Wann immer meine Mutter zu Besuch ist, fällt es mir ganz besonders auf. Sie selbst wurde erzogen im Glauben – und ist noch immer der Ansicht – Kinder müssten „hören“, also gehorchen. Wenn meine Tochter dann aber nicht gehorcht, wie ein abgerichteter Hund, wird meine Mutter nervös. Und das macht mich nervös. Sie sagt manchmal dann so Sachen wie: „Das geht aber nicht, dass Fräulein Chaos nicht hört.“

Das setzt mich unter Druck. Ich will natürlich, dass meine Mutter mich für eine gute Mutter hält. Ich will dann, dass die Tochter hört.

Eltern, wie sollen eure Kinder später mal sein? Was wünscht ihr euch für sie?

Und das ist der Knackpunkt.

Wenn man Eltern fragt, was sie sich für ihre Kinder wünschen, zu was für Menschen man sie erziehen möchte, dann hört man Dinge wie:

Ich möchte, dass mein Kind

  • respektvoll, selbstbewusst, selbstständig ist
  • auch Nein sagen kann
  • auf sich und sein Umfeld achtet

und diese Werte für sich verinnerlichen kann.

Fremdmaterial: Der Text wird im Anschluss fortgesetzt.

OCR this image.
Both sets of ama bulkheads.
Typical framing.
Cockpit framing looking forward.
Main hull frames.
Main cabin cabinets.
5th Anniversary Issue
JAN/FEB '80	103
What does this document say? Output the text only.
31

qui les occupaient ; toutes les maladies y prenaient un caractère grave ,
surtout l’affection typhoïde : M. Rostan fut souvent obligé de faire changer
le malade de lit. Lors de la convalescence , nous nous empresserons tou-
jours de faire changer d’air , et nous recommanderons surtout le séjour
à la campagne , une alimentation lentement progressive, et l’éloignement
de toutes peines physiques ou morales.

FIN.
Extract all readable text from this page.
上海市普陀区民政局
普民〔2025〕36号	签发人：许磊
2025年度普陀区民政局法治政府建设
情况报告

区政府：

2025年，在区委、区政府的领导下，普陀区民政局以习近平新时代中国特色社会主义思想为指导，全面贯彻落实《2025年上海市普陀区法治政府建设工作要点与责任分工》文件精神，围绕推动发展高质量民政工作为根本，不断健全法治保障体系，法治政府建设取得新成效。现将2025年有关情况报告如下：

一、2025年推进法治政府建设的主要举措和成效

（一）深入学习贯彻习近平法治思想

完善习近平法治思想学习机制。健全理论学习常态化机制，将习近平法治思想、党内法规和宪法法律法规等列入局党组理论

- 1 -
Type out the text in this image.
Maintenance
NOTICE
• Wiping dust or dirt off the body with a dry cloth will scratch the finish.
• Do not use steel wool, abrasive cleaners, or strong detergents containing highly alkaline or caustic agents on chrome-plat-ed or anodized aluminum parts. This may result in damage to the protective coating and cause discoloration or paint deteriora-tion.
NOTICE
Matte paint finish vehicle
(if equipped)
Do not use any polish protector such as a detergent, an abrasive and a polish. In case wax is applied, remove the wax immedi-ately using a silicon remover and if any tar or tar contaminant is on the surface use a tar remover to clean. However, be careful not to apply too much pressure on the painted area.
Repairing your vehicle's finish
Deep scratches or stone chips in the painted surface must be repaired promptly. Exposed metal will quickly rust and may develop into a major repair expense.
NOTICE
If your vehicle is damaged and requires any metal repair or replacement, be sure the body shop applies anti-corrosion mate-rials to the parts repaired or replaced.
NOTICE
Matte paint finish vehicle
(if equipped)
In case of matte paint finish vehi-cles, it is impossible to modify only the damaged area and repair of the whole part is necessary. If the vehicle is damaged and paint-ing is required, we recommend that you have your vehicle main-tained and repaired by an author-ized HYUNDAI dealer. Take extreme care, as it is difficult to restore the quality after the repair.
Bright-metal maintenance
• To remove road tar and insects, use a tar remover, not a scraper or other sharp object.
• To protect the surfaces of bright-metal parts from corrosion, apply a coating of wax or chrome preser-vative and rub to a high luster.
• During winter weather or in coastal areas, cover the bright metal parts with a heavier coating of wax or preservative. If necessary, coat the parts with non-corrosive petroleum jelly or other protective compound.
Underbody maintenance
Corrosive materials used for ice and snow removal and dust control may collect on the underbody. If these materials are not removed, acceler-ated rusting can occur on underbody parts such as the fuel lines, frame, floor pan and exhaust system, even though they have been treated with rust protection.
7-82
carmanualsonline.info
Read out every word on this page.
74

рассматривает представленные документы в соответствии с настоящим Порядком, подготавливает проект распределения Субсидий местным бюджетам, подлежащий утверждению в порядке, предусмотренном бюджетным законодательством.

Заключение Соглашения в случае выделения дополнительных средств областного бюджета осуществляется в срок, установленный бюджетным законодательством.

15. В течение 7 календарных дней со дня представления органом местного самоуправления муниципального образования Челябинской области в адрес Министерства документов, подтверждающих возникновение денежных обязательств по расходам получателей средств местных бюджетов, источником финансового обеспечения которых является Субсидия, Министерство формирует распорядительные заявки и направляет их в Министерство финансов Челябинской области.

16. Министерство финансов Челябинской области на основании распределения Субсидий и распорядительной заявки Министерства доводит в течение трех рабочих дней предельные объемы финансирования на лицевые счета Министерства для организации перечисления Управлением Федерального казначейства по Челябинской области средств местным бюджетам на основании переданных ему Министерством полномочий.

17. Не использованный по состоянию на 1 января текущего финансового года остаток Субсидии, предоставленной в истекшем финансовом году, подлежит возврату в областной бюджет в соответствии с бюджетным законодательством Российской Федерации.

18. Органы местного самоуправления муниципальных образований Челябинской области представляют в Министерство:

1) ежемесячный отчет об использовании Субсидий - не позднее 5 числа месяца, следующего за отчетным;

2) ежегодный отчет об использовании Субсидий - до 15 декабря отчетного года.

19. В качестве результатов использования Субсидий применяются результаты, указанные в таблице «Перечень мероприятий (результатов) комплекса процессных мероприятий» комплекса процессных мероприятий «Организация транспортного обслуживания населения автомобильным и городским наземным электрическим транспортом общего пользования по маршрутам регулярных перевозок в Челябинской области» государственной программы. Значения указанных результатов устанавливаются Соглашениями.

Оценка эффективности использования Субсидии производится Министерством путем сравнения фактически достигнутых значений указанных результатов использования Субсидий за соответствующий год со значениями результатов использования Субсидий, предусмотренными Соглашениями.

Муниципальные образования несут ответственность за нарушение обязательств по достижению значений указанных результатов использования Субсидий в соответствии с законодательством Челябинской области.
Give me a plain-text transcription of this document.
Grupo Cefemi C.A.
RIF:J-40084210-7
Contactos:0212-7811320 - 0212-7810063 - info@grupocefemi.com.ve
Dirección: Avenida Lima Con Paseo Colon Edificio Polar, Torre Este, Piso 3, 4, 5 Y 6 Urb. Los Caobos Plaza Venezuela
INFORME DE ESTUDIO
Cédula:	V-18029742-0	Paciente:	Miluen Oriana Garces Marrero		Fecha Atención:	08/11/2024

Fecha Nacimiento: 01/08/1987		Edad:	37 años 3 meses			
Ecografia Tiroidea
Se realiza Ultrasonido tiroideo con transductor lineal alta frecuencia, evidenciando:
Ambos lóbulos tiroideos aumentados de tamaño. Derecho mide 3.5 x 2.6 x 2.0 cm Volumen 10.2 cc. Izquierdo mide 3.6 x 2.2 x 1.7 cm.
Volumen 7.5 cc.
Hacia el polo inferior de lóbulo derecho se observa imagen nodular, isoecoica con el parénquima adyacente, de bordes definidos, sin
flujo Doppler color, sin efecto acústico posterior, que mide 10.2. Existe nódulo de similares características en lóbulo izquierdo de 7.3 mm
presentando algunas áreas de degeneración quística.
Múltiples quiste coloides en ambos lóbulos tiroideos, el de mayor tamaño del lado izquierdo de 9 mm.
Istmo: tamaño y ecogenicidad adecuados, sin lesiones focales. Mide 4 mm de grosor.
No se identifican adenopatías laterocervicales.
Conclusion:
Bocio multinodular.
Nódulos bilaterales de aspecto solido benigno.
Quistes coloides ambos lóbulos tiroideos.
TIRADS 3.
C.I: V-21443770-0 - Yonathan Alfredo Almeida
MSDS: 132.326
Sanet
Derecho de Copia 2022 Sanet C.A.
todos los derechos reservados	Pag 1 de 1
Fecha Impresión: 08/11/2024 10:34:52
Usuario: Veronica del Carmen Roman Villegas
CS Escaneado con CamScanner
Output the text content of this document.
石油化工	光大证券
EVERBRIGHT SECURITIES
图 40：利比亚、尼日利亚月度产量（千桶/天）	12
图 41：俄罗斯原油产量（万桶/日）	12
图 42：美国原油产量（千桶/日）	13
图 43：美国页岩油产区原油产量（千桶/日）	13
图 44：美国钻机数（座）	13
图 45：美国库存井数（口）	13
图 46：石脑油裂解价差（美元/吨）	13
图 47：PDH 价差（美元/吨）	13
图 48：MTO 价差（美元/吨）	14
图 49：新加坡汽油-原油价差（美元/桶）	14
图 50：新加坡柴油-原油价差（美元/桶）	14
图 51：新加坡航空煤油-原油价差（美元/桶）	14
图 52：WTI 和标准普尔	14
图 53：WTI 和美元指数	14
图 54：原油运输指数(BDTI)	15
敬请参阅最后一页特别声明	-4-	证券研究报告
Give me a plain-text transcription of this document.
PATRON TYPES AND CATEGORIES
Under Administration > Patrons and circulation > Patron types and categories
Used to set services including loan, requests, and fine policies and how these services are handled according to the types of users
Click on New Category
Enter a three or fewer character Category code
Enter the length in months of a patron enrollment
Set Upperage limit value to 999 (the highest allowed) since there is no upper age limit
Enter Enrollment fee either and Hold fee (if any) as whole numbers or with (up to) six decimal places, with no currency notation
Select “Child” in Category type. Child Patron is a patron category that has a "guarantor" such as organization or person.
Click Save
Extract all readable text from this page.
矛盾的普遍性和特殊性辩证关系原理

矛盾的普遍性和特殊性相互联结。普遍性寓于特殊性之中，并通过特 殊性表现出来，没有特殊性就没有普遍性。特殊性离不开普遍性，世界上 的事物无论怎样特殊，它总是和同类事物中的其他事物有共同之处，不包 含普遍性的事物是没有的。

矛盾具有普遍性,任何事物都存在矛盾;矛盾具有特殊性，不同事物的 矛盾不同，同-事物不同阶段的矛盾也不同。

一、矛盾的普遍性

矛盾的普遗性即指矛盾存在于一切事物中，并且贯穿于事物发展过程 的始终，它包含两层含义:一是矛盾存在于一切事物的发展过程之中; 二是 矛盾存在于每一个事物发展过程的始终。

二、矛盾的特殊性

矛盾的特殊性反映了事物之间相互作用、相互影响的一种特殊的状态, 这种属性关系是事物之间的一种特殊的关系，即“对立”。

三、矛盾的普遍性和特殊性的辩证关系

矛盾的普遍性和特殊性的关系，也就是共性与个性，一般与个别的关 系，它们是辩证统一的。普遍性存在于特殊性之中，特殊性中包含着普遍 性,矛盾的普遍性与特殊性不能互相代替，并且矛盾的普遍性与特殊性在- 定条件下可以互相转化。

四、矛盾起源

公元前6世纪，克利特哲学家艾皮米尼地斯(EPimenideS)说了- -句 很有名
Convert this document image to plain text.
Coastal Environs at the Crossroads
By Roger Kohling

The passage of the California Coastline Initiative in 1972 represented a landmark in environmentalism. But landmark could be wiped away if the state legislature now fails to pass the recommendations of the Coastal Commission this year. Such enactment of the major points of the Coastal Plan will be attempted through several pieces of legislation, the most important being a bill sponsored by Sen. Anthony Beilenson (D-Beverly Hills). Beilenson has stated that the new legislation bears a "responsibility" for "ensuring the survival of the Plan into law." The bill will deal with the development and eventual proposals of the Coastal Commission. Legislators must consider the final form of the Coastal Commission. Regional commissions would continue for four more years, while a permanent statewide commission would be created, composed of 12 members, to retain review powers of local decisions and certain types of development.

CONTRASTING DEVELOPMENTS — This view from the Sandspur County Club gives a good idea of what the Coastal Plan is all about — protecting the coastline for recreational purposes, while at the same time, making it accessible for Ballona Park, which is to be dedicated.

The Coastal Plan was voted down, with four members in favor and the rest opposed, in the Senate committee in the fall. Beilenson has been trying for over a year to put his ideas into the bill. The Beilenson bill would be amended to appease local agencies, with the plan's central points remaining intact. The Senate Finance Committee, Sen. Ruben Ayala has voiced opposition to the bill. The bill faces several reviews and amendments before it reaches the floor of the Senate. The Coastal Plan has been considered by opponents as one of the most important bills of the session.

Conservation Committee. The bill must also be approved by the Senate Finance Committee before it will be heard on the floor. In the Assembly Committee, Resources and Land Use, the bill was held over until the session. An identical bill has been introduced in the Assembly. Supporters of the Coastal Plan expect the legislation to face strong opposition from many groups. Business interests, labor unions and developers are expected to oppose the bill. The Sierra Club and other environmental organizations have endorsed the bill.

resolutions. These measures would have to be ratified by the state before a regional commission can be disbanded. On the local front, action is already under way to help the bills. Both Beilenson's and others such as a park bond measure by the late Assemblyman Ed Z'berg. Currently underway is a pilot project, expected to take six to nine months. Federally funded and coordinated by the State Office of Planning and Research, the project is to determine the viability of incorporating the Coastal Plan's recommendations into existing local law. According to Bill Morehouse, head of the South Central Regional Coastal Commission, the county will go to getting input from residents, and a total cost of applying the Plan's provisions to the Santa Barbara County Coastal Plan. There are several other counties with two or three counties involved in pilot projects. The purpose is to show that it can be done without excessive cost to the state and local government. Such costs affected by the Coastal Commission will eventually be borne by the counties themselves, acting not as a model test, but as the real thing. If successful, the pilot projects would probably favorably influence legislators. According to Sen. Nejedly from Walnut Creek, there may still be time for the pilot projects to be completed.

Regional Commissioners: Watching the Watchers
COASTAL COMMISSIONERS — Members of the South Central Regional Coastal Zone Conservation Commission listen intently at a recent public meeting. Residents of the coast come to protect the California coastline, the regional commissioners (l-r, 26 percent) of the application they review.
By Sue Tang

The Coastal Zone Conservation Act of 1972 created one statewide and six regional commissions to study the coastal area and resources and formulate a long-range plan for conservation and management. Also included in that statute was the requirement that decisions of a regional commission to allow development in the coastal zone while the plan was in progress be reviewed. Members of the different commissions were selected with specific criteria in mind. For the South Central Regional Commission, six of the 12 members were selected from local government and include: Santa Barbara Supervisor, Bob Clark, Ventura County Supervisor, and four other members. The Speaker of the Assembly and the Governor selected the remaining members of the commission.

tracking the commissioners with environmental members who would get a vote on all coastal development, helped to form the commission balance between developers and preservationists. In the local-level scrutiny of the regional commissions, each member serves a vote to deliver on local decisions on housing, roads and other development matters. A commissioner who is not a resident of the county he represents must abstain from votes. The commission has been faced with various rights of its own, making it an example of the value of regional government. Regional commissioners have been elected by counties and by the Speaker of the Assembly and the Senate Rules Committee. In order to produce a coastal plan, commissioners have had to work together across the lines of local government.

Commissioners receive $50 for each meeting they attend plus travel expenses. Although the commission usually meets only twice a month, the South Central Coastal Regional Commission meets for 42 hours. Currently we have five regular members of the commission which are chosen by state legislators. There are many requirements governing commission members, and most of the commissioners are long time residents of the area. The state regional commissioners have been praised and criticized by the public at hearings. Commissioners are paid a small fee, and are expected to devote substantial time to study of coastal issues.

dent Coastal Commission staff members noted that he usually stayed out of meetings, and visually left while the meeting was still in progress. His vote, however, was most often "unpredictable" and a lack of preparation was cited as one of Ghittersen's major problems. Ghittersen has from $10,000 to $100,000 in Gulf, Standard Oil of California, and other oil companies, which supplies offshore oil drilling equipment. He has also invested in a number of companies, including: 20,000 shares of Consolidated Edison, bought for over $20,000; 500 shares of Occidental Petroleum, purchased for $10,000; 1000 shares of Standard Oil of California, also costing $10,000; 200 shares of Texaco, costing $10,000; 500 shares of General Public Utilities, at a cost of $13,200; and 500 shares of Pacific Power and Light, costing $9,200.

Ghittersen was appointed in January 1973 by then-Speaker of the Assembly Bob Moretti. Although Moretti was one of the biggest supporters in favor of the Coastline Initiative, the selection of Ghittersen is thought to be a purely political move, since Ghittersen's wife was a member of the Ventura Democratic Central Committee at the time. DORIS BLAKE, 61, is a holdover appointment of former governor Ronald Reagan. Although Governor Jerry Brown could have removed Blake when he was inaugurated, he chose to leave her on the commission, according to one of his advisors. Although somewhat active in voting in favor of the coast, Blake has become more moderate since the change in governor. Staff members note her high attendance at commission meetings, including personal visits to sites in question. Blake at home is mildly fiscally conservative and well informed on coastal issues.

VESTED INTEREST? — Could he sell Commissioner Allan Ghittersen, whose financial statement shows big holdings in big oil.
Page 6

Die Erziehung, die meine Eltern an den Tag gelegt haben und die Generationen vor ihnen, ist aber nicht darauf ausgelegt, dass das passiert.

Denn was passiert, wenn man Kindern Gehorsam beibringen will? Man lobt und tadelt, hält sie klein, bringt ihnen bei, dass sie es nicht besser wissen oder können als die Erwachsenen. Lernen Kinder so Selbstständigkeit und Respekt?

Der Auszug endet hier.